The warlord is a very cheap and excellent fighting character, including to serve as a general. It is very common to put the warlord on a war litter because of the extra armour save and attacks the war litter provides (essentially four stormvermin on a 40x40 mm base carrying the warlord above them, so it is easy to make). Thus, you can afford one grey seer and one warlord in most lists at 2400 to 2500 points. This character can kill and survive combat quite well if kitted properly. 

Assasins are out of favour, too expensive with the step and supporting attacks rules. 

Warlock engineers are common and cheap. They can be cheap wizards, cheap means of carrying extra magic items (such as magic resistance for the unit with the lords in it), and carry special weapons. Consider a few of these in an army collection. 

One chieftan is required for the BSB re-roll and the goal should be to keep this guy protected and alive to allow for re-rolls of panic and break tests within 12" of the BSB. 

Plague priests are great if you get one or two of the plague spells but are really optional. They are more expensive wizards but are tough and can fight well. It is not uncommon to have one in an army (either on the furnace or in a unit of plague monks). 

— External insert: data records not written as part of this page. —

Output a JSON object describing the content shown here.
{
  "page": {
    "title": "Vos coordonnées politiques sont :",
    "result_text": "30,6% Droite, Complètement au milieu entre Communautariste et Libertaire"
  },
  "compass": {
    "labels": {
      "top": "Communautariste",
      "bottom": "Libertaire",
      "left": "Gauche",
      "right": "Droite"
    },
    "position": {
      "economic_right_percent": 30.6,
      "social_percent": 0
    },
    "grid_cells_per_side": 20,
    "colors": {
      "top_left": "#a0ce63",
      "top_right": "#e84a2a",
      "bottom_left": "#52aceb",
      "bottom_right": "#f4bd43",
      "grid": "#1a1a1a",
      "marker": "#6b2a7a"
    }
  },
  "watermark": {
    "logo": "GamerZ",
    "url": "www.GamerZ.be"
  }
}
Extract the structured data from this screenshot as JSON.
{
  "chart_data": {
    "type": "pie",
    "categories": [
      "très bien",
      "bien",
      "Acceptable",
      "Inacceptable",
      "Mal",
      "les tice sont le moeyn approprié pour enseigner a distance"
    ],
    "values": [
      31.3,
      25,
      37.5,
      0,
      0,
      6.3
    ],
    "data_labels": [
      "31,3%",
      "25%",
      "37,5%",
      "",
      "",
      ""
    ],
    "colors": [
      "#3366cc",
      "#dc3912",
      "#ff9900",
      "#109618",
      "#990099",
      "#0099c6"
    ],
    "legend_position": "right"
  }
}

Because of the Island of Blood started kit being skaven and high elves, you can buy the kit and swap with someone that wants to high elves or sell them on e-bay and buy on discounts skaven clan rats and certain other models on e-bay. You need a lot of those clan rats. While I very much believe in supporting local retailers (not necessarily the GW store) that support the game, Skaven is an army where one can and probably look to help out by buying used a lot of the stuff (plus it might save a lot of time assembling and maybe painting models) online or from local players looking to exit the game.


----------